Explore answers to commonly asked questions about environmental protection and sustainability. If you have additional inquiries, feel free to reach out to us.
A comprehensive EIA, known as the mandatory assessment, is necessary if the proposed activity surpasses the threshold values outlined in Part A of Annex 8 of Act No. 24/2006 Coll. If the proposed activity aligns with the threshold values in Part B of Annex 8, the proponent only needs to conduct a screening procedure (simplified EIA).
An EIA plan must be drafted if the proposed activity reaches the threshold values specified in Part A (mandatory assessment) or Part B (screening procedure) according to Annex 8 of Act No. 24/2006 Coll. Additionally, if the proposed activity, either alone or in combination with another, is likely to significantly impact the territory within the system of protected areas, or if it falls under special regulations on preventing major industrial accidents, an EIA plan is required.
The screening procedure typically lasts between 3 and 6 months, depending on factors such as the nature of the proposed activity, its impacts, and the involvement of authorities, municipalities, and other stakeholders.

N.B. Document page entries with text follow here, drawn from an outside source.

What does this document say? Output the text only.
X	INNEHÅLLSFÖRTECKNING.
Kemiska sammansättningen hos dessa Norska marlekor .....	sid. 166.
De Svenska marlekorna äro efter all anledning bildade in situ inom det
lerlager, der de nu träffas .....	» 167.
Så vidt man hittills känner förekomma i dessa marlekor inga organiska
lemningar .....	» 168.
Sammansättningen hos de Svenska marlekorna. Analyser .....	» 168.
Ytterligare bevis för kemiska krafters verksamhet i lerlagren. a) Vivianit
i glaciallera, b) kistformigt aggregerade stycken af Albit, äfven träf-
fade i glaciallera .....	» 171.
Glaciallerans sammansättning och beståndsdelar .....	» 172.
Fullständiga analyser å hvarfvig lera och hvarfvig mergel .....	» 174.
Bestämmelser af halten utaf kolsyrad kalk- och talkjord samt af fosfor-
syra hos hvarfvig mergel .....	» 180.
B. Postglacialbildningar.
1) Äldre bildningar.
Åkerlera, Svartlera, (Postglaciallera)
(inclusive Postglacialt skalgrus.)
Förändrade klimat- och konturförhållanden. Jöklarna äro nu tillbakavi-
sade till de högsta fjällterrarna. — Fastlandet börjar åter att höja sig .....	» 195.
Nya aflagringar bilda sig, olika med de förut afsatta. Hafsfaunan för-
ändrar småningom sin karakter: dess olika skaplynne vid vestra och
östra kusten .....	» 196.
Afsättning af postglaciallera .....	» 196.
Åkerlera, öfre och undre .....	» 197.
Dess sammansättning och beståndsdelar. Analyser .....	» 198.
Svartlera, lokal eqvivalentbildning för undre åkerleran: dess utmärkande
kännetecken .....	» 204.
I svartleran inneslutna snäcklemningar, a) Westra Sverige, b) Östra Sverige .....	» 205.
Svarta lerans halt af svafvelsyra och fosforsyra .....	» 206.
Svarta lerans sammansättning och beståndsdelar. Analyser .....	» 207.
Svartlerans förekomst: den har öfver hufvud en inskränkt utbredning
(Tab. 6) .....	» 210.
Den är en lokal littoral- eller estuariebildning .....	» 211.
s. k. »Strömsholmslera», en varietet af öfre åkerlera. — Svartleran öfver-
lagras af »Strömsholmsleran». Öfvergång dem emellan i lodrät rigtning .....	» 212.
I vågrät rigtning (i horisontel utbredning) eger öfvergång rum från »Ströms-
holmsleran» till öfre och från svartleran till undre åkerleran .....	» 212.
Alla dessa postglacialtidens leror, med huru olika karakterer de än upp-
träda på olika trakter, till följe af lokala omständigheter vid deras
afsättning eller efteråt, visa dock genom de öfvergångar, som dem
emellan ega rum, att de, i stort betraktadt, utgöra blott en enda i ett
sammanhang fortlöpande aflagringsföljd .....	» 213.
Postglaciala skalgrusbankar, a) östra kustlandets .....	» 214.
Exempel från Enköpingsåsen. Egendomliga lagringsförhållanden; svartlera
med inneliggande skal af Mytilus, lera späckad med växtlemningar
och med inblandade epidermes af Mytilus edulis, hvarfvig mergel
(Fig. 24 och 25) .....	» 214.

We specialize in providing end-to-end management of the Environmental Impact Assessment (EIA) procedure, ensuring a comprehensive and seamless experience. Our process begins with preparing initial documents such as the EIA plan, change notice, and assessment report. We then expertly draft supplementary documents and opinions, liaise with authorities, actively participate in public hearings, and collaborate with competent individuals to obtain expert opinions when necessary. Our commitment extends to guiding clients through every step, culminating in the submission of the final report or the decision of the screening procedure issued by the competent authority.
Every business, including self-employed individuals, municipalities, and towns, is obligated to keep records of waste. This requirement applies to any entity whose activities generate waste, regardless of the quantity, starting from as little as 1 gram.
Waste records are maintained continuously, with a minimum requirement of once a month for regularly generated waste. If waste is generated occasionally, records should be made at the moment of its generation.
A company is obligated to prepare an annual waste declaration if at least one of the following conditions is met: 1. The waste holder handles more than 50 kg of hazardous waste in aggregate annually. 2. The waste holder handles more than 1 tonne of other waste in aggregate per year. 3. The waste generated is a waste listed in Annex 3 of the Decree of the Ministry of the Environment of the Slovak Republic No. 366/2015 Coll., irrespective of its quantity.
No, mixing waste requires the waste producer to obtain consent from the competent waste management authority, as per Section 97(1)(i) of Act No. 79/2015 Coll. This is necessary when collecting waste without prior sorting, especially if sorting and separate collection are not possible or expedient considering the subsequent method of recovery or disposal.